Bord Gais has already revealed plans to develop an electricity generation and distribution business in the Republic. Here it is developing plans with Aughinish Alumina, US group ATCO and Rolls-Royce.

In the broadband business, the company aims to become a wholesale provider of cabling.

This means it would need agreements with telecom companies that would sell the capacity on to end users. US groups such as Global Crossing and Colt are seen as potential partners, it is understood.

Bord Gais's system in Dublin is built in such a way that broadband lines could be added to it without digging up the ground.

In Northern Ireland, the company is believed to be examining two options to develop a business.

Firstly, it might tender to build a pipeline to Coolkeeragh, Co Derry, where the ESB has been sanctioned to build a gasfired power station. Such a link could be built from Belfast, linking to the North's existing network, or from Dundalk, linking to the Bord Gais system.

Secondly, it is examining the feasibility of a South-North line feeding gas to the Northern network from Dundalk.
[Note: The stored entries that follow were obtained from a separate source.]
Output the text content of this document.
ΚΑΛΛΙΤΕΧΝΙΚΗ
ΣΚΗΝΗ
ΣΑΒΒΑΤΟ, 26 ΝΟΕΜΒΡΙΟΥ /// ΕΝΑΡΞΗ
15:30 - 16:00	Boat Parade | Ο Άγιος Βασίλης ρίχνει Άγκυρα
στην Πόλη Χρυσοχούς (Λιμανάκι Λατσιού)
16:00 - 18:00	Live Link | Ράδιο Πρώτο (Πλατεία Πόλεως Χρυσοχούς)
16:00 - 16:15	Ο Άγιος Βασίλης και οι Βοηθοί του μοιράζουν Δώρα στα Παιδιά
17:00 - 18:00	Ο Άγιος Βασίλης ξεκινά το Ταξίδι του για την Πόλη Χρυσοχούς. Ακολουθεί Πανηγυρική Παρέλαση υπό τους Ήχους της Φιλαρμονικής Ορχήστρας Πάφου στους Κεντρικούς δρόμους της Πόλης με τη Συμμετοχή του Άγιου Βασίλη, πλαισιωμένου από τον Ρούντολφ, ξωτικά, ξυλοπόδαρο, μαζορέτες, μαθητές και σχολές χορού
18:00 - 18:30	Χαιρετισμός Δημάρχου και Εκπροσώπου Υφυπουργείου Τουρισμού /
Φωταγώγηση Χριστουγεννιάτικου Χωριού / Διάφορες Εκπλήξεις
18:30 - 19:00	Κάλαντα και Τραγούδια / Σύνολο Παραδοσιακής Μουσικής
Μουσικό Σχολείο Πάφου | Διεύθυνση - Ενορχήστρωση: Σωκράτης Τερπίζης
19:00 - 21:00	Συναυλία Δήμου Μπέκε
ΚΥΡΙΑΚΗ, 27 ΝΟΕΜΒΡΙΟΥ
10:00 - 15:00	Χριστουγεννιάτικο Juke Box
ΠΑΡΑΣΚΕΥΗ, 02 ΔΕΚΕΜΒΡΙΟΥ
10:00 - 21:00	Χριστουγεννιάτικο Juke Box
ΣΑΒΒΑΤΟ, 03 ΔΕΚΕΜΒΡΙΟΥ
As in the Republic, that network is under mounting pressure.

Either of these strategies would be viable only if Bord Gais secured permission to build an interconnector parallel to its existing link between Dublin and Moffat, Scotland.

Managers at the company believe a Government decision on such a pipeline is imminent. It would cost £200 million (€253 million) initially.

Bord Gais is understood to have argued strongly in recent weeks that the investment was required to counter a possible gas shortfall by the end of 2002.

Energy from the Corrib field off Co Mayo will not be available until mid-2003. Nor will the North-South pipeline planned by British Gas and a US group, KeySpan.

Peak demand would rise by more than 20 per cent by the end of 2002 even if constraints on the network were not removed, according to a study by the Economic and Social Research Institute.